200 * 0.045 = 9 conversations
800 * 0.022 = 17.6 conversations

loose filter won the conversation game. but when i tracked down the 9 from the tight filter, like 5 turned into actual sales conversations. from the loose filter, only 2 of the 17 turned into real conversations.

so the tight filter won the quality game, the loose filter won the volume game. i’ve since gone hybrid—loose filter to get volume, then secondary qualification in the follow-up sequence. filter hard on messaging, not on the prospect list itself.

biggest learnings: don’t over-filter on single attributes (like title). people have weird titles. do filter on behavior (recent changes, activity) because those are more predictive of actual buying intent.

in liseller, the filtering sweet spot is usually 3-4 dimensions. company size, industry, maybe job level, maybe recent activity. beyond that, you’re not really gaining signal—you’re just reducing your list.

what works best: use our smart lead filtering (which uses behavioral signals) rather than just demographic filters. behavioral signals like “profile updated,” “job change,” “company news” are way more predictive of engagement than static attributes like company size.

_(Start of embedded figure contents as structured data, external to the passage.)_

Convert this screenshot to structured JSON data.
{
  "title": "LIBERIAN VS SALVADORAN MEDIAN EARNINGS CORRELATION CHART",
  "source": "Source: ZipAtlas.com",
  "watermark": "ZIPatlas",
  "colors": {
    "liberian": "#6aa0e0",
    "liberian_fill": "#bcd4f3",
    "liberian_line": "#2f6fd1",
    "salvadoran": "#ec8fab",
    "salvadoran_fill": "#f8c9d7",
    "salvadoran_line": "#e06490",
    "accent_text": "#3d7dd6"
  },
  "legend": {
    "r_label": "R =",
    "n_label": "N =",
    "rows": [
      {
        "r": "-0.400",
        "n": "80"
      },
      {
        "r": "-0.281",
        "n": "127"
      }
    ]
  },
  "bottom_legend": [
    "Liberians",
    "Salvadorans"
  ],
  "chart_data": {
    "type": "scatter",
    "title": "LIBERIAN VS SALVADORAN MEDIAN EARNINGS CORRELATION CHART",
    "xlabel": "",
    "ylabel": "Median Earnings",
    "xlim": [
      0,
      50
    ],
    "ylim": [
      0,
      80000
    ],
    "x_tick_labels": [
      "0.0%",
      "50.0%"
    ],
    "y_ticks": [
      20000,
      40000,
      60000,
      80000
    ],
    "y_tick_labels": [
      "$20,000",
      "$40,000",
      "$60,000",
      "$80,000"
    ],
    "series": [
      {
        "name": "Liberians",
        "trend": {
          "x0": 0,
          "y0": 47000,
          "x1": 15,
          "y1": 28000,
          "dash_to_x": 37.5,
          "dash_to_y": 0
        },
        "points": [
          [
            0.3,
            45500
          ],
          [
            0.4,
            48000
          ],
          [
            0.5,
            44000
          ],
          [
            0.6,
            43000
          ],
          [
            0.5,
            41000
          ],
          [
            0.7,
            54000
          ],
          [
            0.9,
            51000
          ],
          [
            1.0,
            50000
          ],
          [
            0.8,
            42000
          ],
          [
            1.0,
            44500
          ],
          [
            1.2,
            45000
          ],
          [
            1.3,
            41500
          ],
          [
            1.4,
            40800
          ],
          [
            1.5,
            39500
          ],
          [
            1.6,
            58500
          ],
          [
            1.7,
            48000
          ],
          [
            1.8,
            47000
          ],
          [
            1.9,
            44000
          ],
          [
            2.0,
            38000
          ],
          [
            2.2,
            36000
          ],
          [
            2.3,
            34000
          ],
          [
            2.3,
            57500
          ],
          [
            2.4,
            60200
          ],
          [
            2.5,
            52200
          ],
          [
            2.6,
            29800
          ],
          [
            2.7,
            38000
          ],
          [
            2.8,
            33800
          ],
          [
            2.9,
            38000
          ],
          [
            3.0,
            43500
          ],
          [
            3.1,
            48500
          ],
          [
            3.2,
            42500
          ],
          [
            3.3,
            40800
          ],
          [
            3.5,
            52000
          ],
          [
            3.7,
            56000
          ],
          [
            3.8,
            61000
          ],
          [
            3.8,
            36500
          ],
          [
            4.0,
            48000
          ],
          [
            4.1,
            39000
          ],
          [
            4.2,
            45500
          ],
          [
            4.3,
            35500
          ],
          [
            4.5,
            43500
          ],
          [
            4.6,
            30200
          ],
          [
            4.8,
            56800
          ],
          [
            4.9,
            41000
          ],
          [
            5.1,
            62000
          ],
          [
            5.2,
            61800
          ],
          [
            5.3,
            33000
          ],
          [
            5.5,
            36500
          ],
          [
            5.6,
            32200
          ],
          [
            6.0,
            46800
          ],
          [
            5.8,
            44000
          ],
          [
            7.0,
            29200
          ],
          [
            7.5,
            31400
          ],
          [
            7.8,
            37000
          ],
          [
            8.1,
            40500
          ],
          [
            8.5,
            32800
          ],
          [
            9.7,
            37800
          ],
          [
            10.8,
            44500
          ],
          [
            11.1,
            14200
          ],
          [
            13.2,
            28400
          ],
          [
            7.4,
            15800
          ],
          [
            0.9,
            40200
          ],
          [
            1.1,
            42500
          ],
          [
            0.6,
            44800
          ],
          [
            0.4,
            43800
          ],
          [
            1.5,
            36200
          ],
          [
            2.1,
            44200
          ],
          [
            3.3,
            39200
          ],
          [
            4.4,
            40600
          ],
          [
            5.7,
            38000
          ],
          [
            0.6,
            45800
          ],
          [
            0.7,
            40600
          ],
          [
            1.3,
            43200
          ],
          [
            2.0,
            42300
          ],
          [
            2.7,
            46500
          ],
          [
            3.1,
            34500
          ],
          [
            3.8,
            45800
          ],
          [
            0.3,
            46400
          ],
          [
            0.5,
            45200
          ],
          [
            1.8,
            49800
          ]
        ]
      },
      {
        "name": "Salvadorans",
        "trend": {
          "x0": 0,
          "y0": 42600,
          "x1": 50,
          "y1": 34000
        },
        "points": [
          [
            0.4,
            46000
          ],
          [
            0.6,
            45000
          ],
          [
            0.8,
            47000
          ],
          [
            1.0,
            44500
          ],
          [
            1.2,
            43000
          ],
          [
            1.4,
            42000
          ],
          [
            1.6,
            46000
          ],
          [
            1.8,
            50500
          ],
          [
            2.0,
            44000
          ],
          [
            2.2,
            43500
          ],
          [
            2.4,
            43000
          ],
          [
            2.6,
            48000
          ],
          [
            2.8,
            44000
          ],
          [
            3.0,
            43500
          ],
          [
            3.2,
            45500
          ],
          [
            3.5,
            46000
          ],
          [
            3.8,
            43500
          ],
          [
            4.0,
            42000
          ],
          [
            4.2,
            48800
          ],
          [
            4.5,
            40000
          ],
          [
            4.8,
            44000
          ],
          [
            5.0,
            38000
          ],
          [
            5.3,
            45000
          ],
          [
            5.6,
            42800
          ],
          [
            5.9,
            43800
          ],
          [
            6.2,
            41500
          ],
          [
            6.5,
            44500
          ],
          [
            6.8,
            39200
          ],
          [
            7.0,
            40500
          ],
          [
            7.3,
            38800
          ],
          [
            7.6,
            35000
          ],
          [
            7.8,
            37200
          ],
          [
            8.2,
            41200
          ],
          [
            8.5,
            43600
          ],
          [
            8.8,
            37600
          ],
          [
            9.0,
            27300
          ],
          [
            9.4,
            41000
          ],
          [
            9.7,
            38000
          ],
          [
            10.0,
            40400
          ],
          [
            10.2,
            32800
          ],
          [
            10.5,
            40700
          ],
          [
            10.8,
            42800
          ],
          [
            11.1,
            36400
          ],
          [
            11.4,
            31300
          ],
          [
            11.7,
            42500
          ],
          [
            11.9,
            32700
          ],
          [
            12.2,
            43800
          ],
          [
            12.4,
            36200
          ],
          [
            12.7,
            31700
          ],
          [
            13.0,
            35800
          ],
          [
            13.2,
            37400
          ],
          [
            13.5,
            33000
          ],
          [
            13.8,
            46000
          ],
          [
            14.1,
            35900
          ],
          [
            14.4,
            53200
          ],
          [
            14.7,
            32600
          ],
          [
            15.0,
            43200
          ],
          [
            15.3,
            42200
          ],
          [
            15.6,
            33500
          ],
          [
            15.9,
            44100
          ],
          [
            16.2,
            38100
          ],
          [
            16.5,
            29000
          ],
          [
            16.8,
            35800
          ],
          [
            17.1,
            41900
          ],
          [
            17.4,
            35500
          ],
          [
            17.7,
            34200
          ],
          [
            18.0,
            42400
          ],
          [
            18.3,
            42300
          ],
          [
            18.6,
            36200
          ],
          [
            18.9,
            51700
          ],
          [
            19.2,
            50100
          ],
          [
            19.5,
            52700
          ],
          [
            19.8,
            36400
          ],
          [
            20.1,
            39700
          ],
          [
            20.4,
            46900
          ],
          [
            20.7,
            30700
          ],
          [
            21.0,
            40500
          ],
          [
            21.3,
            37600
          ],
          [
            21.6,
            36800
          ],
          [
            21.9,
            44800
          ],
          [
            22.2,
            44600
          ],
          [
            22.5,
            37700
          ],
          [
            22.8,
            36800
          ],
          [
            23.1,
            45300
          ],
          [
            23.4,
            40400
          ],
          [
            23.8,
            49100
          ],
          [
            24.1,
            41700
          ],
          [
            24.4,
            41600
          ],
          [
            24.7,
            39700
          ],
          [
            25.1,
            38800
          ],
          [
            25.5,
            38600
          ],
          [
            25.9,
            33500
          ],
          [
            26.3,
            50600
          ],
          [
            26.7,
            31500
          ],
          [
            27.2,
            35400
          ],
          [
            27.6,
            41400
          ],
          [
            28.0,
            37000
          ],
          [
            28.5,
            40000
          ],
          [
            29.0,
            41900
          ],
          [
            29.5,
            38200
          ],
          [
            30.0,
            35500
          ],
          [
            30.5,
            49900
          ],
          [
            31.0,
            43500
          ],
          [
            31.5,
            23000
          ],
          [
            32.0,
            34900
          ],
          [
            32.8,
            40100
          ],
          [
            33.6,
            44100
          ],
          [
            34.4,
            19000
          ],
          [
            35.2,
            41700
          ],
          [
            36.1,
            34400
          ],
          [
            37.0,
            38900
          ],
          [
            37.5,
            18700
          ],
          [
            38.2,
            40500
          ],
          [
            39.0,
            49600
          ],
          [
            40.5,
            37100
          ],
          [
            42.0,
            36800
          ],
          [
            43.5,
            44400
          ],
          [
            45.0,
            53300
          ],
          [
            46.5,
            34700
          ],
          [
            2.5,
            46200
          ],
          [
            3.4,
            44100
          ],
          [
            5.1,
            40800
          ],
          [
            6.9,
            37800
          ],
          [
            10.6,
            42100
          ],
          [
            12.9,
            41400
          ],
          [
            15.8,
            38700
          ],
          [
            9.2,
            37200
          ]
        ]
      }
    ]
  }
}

have you explored the behavioral filtering options in liseller, or are you mostly using demographic filters?

strategically, the right icp isn’t the one with the fewest prospects, it’s the one with the highest lifetime value per conversion. so you need to measure deal value, not just conversion rate.

if tight-filtered prospects close at double the deal value, then tight filtering wins even at lower volume. if loose-filtered prospects close at the same value, then loose filtering wins because you get more deal volume.

most teams never measure this. they just track “did they reply?” and miss the bigger picture. track all the way to deal closed, and your icp will sort itself out.

also, icp should change over time. your first 100 customers will teach you what actually looks like a good customer. use that data to inform your second generation of icp. don’t lock your thinking into an icp on day one.